A former cop-turned-state witness has claimed that a policeman, implicated in the abduction of two men from a plaza on the Washington Boulevard five years ago, admitted to shooting one of the victims.
Two of the three policemen who were implicated in the abduction and murder of the men appeared in the Home Circuit Court yesterday.
Assistant Superintendent of Police Victor Barrett also appeared in court and is charged with being an accessory after the fact to murder.
Corporals Paul Edwards and Louie Lynch were charged on Wednesday for the murder of 20-year-old Kemar Walters of Kitson Town, St Catherine, and 35-year-old Oliver Duncan of Olympic Gardens, Kingston 11.
Senior Puisne Judge Marva McIntosh remanded the three policemen to return to court on June 18 when a determination will be made as to whether they will be granted bail.
Double murder
Constable Peter Silvera is also to be charged with the double murder.
Walters and Duncan were handcuffed by policemen and driven away from Washington Plaza, off the Washington Boulevard, St Andrew, on December 23, 2004. They have not been seen since. The Crown is alleging that the men were shot dead.

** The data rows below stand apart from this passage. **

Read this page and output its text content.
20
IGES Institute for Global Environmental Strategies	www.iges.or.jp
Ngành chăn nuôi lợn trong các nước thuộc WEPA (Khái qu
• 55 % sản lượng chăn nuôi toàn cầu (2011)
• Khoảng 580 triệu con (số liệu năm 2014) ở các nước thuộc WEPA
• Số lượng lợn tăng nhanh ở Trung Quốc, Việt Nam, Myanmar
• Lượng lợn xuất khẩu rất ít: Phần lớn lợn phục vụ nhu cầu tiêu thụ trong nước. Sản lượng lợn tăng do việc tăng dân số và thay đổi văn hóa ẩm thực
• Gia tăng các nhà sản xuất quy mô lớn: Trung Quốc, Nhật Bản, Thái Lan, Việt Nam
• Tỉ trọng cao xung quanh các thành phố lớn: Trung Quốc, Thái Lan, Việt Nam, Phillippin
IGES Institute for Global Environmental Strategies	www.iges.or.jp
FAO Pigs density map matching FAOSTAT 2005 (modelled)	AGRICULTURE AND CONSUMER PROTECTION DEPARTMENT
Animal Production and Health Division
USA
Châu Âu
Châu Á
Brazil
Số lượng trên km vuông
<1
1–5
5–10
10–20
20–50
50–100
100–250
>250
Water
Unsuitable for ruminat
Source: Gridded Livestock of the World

The police, headed by Deputy Commissioner of Police Mark Shields, reopened the case in April last year following a series of articles published by The Gleaner on the disappearance of the two men.
Deputy Director of Public Prosecutions Dirk Harrison said the Crown was opposing bail for the policemen on the grounds that they would interfere with the investigations.
Harrison asked for two weeks for the police to complete the investigations but defence lawyers K. Churchill Neita and Valerie Neita-Robertson opposed the application on the grounds that the investigations had been going on for five years and should have been completed before the men were arrested and charged.
The judge said she was only granting one week to complete the investigations.
Harrison, in outlining the prosecution's case, said the main witness is former police Corporal Emerson Henry who is in the Witness Protection Programme.
Harrison said that on December 23, 2004 Detective Corporal Clayton Lawrence, Edwards and Constable Emerson Henry, who were attached to the Organised Crime Investigation Division (OCID), stopped at Washington Plaza, off the Washington Boulevard, where a blue Honda CR-V motor car was seen. The police party stopped to investigate if the motor vehicle was stolen.
Walters and Duncan were handcuffed, questioned and taken to OCID and other policemen were called to join them.
The allegation
The Crown is alleging that Lynch arrived at the scene some time after and the policemen left the area with the two men. Henry and Lawrence were left with the blue Honda CR-V motor vehicle and were later instructed to take the motor vehicle to the Port Royal main road.
It is further alleged that a decision was taken to burn the vehicle and Edwards threw gasolene on it and set it ablaze. Edwards also allegedly admitted to Henry that he shot Duncan.
In relation to Barrett, the Crown is alleging that he told Henry and the other policemen that they should not tell anyone what had transpired.
The defence is also saying Barrett coerced Henry to sign a false statement which Barrett had dictated.
Lawrence was charged in connection with the disappearance of the men but he was freed in the Corporate Area Resident Magistrate's Court in 2007. He was freed of charges of assault and false imprisonment because there was insufficient evidence to link him with the crime.